Lipid droplets in atherosclerotic fatty streaks of human aorta.


Preparations of lipid droplets and droplet-free tissue residue (cytoplasm + membranes + nuclei) were obtained by homogenization and centrifugal separation from intimal fatty streak lesions of aortic atherosclerosis of 21 adults who had died suddenly. Neutral lipids and phospholipids were analyzed by quantitative thin-layer chromatography and cholesteryl ester fatty acids by gas-liquid chromatography. Optical properties of droplets were evaluated by differential counting and sizing procedures with the polarizing microscope. The droplets occurred in mixtures of two forms distinguished by their optical properties, anisotropic (i.e. liquid crystals) and isotropic (true liquids). Both forms had average diameters of about 1.8 mu, with a range of 0.5-5mu. The proportions of the two forms varied with temperature as individual droplets changed their form; anisotropic forms averaged 83.7% at degrees C and 37.8% at 37 degrees C, with isotropic forms being 16.3 and 62.2% respectively. The proportions of anisotropic forms at 22 degrees C decreased with age. These forms were not separated for chemical analysis. The droplets contained about half the lipid in the lesions. The composition of the lipids of the droplet mixture was remarkably uniform and strikingly different from that of the droplet-free residue, respectively: cholesteryl esters 94.9% vs. 38.7%, free cholesterol 1.7% vs. 18.6%, total phospholipids 1.0% vs. 38.6%, and triglycerides 2.4% vs. 4.0%. The proportions of individual phospholipids, with the exception of lysolecithin, were also different between the preparations. In the droplets only the proportions of lecithin correlated positively with the proportion of anisotropic forms (at 22 degrees C).
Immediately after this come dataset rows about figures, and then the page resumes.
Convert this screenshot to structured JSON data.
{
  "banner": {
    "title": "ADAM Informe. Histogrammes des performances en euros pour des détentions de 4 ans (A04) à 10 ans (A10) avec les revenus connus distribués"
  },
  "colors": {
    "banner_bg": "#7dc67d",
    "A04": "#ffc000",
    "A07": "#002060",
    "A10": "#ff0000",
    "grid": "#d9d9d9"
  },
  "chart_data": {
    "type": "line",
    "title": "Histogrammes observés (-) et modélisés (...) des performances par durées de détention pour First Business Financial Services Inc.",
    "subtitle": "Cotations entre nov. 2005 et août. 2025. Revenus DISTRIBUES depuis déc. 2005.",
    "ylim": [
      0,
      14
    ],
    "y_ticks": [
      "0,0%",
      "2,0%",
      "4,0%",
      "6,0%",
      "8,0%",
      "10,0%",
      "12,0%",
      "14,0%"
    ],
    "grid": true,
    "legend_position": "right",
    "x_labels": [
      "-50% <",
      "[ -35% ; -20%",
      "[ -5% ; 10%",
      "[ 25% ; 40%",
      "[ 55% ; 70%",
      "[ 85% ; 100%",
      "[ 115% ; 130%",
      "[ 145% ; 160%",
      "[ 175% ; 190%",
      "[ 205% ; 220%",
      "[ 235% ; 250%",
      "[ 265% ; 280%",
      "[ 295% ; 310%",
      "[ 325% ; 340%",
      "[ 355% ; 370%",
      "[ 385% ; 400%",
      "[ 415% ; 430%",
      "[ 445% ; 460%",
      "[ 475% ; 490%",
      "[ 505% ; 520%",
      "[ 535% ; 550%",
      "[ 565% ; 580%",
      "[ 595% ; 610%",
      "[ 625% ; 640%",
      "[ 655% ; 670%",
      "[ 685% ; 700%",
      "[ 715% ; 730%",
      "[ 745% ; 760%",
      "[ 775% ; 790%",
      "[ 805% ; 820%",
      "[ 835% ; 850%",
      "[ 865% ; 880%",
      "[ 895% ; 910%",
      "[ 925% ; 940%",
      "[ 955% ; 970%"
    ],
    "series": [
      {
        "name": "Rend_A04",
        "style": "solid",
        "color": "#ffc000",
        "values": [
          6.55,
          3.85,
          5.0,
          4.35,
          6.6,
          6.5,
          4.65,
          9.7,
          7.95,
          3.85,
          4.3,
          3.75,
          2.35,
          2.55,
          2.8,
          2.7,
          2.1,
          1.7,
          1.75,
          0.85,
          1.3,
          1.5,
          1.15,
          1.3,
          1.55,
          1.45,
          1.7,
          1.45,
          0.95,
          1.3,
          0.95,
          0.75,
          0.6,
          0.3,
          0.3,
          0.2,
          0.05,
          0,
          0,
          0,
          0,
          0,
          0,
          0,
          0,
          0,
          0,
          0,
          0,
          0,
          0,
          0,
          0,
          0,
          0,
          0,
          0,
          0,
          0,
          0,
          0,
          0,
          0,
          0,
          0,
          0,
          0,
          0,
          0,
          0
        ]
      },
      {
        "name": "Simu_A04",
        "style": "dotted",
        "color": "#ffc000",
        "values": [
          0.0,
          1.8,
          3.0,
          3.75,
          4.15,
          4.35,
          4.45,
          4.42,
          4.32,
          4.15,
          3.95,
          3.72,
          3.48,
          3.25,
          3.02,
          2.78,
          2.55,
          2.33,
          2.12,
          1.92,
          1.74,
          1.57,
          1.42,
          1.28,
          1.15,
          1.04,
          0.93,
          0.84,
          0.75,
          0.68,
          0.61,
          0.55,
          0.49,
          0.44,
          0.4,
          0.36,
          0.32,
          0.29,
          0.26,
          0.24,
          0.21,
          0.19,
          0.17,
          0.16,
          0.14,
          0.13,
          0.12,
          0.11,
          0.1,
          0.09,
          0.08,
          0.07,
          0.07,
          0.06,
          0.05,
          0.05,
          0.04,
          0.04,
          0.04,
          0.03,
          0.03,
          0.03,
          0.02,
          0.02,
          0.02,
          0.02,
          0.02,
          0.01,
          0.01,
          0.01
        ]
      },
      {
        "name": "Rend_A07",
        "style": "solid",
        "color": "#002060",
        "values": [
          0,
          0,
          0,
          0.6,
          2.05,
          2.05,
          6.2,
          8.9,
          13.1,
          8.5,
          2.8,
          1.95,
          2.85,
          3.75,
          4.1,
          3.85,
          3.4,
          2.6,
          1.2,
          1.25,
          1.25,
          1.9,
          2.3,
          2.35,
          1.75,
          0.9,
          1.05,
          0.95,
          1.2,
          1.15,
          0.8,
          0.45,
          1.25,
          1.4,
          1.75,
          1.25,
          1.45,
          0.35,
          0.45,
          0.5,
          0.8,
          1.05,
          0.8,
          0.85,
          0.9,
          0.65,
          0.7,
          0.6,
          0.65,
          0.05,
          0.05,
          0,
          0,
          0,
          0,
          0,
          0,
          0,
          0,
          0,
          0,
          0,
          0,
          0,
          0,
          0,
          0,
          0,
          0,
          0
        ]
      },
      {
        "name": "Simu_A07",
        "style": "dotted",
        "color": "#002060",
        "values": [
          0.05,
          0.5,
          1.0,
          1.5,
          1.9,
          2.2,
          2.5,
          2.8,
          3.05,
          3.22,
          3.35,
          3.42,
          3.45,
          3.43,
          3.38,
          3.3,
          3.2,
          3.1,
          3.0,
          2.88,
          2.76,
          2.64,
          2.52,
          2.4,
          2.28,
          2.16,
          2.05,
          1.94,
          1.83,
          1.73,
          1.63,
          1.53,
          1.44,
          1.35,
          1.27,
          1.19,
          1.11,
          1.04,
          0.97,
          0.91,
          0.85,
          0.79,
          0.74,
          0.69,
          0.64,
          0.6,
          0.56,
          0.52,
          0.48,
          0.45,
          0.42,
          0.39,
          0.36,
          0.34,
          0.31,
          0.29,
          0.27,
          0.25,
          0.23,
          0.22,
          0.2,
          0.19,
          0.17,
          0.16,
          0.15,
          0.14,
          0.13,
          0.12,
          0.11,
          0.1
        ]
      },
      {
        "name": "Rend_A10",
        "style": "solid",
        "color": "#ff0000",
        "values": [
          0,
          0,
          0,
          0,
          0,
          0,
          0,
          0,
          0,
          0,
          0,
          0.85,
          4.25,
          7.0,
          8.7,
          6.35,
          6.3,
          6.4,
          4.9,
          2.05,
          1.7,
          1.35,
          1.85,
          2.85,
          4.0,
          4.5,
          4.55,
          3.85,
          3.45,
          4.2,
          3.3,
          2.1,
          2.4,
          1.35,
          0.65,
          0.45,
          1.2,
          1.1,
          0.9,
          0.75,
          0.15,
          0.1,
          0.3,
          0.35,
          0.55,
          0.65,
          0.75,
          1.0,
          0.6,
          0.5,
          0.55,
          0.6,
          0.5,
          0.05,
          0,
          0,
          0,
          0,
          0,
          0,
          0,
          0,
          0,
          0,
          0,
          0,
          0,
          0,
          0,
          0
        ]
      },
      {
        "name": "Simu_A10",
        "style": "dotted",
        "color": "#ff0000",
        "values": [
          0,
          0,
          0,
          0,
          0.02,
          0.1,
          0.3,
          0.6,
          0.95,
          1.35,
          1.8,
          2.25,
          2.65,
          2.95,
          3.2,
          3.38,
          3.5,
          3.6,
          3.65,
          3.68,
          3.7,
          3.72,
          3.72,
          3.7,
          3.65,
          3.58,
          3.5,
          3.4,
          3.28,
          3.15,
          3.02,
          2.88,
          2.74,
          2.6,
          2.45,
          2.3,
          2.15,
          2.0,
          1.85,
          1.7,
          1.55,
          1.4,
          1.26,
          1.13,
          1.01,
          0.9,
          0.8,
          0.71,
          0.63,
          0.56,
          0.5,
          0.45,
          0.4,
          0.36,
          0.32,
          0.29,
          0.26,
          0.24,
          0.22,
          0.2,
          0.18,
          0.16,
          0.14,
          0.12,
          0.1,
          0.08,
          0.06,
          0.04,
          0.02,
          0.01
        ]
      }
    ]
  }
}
Droplet cholesteryl esters were particularly rich in oleic acid and when compared to residue esters had more palmitoleic (+0.7%), oleic (+12.3%), and eicosatrienoic (+2.4%) and less palmitic (-2.2%), linoleic (-12.4%), and arachidonic (-1.6%) acids. The proportions of most individual fatty acids of droplets and residue correlated positively. The lipids of the residue closely resemble those reported for the normal intima.The observations that these droplets are prominent in the morphology of the fatty streak lesions, and that their high content of oleate-rich cholesteryl esters is similar to that reported for analysis of the whole lesions, suggest that the droplets may be involved in the pathogenesis of the fatty streak lesions of artherosclerosis in man.